I chose to work with this client because I align strongly with its mission to make sustainability meaningful through high-quality, data-driven insights that enable action...

By
Thanisara
March 04, 2026

I chose to work with this client because I align strongly with its mission to make sustainability meaningful through high-quality, data-driven insights that enable action. I believe technology plays a critical role in strengthening sustainability by translating complex climate data into decision-relevant intelligence.

As I aspire to become a sustainability executive who integrates climate risk into corporate strategy, understanding how physical risk translates into asset-level economic impact is essential. Climate change increasingly manifests through extreme weather events that disrupt infrastructure, supply chains, and economic systems (IPCC, 2023). Translating these physical hazards into structured impact assessments is therefore central to resilient decision-making.

Our project focuses on strengthening the client’s climate scenario analysis by translating building-level physical hazard metrics into defensible, quantitative impacts that vary across asset archetypes such as offices, warehouses, and data centres.

We structured the engagement into three phases.

Phase 1: Build Hazard Template.

We are designing a structured hazard-to-impact template applicable across multiple hazard types. This involves defining hazard metrics, identifying evidence-based thresholds, establishing median loss assumptions, and standardizing impact outputs such as asset value degradation and service disruption. The goal is methodological discipline before applying the framework to a specific asset type.

Phase 2: Pilot Vulnerability and Exposure Profile.

After validating the template, we apply it end-to-end to one selected pilot archetype, currently an office asset. We identify key asset attributes, define failure modes, and build vulnerability functions that map hazard intensity to quantified impacts.

Phase 3: Scale to Additional Archetypes.

Finally, we convert insights from the pilot into a repeatable method and scale the framework to additional archetypes to ensure consistency and comparability.

This structured approach aligns with my long-term goal of designing scalable climate risk frameworks that move beyond compliance and inform strategic decision-making.

My research responsibilities include coastal flooding, extreme heat, wildfire, and extreme cold. We rely on historical loss databases and benchmarking resources to calibrate hazard-to-impact relationships.

During the first weeks, we are empirically testing the hazard template to identify inconsistencies across datasets and refine median loss assumptions. This iterative validation process ensures the framework is defensible before scaling.

One key challenge is balancing global generalization with asset specificity. A geographically agnostic template improves scalability, but overly broad assumptions may reduce asset-level relevance.

Another challenge is data variability. Hazard datasets use different metrics and thresholds, requiring careful justification when translating exposure into quantified economic impact. These trade-offs will be discussed with the client to ensure practical applicability.

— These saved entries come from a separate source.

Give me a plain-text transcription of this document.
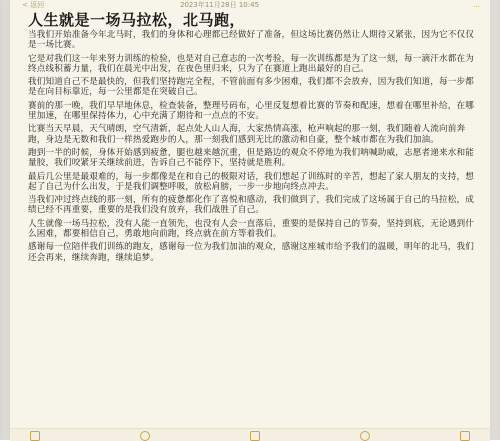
< 返回	2023年11月28日 10:45	…
人生就是一场马拉松，北马跑，

当我们开始准备今年北马时，我们的身体和心理都已经做好了准备，但这场比赛仍然让人期待又紧张，因为它不仅仅是一场比赛。

它是对我们这一年来努力训练的检验，也是对自己意志的一次考验，每一次训练都是为了这一刻，每一滴汗水都在为终点线积蓄力量，我们在晨光中出发，在夜色里归来，只为了在赛道上跑出最好的自己。

我们知道自己不是最快的，但我们坚持跑完全程，不管前面有多少困难，我们都不会放弃，因为我们知道，每一步都是在向目标靠近，每一公里都是在突破自己。

赛前的那一晚，我们早早地休息，检查装备，整理号码布，心里反复想着比赛的节奏和配速，想着在哪里补给，在哪里加速，在哪里保持体力，心中充满了期待和一点点的不安。

比赛当天早晨，天气晴朗，空气清新，起点处人山人海，大家热情高涨，枪声响起的那一刻，我们随着人流向前奔跑，身边是无数和我们一样热爱跑步的人，那一刻我们感到无比的激动和自豪，整个城市都在为我们加油。

跑到一半的时候，身体开始感到疲惫，腿也越来越沉重，但是路边的观众不停地为我们呐喊助威，志愿者递来水和能量胶，我们咬紧牙关继续前进，告诉自己不能停下，坚持就是胜利。

最后几公里是最艰难的，每一步都像是在和自己的极限对话，我们想起了训练时的辛苦，想起了家人朋友的支持，想起了自己为什么出发，于是我们调整呼吸，放松肩膀，一步一步地向终点冲去。

当我们冲过终点线的那一刻，所有的疲惫都化作了喜悦和感动，我们做到了，我们完成了这场属于自己的马拉松，成绩已经不再重要，重要的是我们没有放弃，我们战胜了自己。

人生就像一场马拉松，没有人能一直领先，也没有人会一直落后，重要的是保持自己的节奏，坚持到底，无论遇到什么困难，都要相信自己，勇敢地向前跑，终点就在前方等着我们。

感谢每一位陪伴我们训练的跑友，感谢每一位为我们加油的观众，感谢这座城市给予我们的温暖，明年的北马，我们还会再来，继续奔跑，继续追梦。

My teammates bring diverse academic and professional backgrounds, strengthening our analytical discussions. Each member is responsible for specific hazards, and we maintain a shared appendix documenting assumptions and sources.

Open debate, structured task division, and working backward from weekly milestones have improved accountability and coherence in our modeling approach.

We engage with the client through bi-weekly calls and regular updates. Our initial meeting focused on aligning scope, timeline, and deliverables before advancing into deeper research. Clear communication at the outset helped prevent misalignment and establish realistic expectations.

I have learned the importance of:

  • Establishing methodological clarity before scaling
  • Testing assumptions early
  • Maintaining structured milestone planning
  • Listening carefully to teammates and clients
  • Remaining flexible when data constraints arise


Climate risk modeling requires analytical rigor, collaboration, and disciplined execution.

Our next step is to finalize the pilot vulnerability profile before the midterm presentation. After validation, we will refine the repeatable framework and begin scaling to additional archetypes.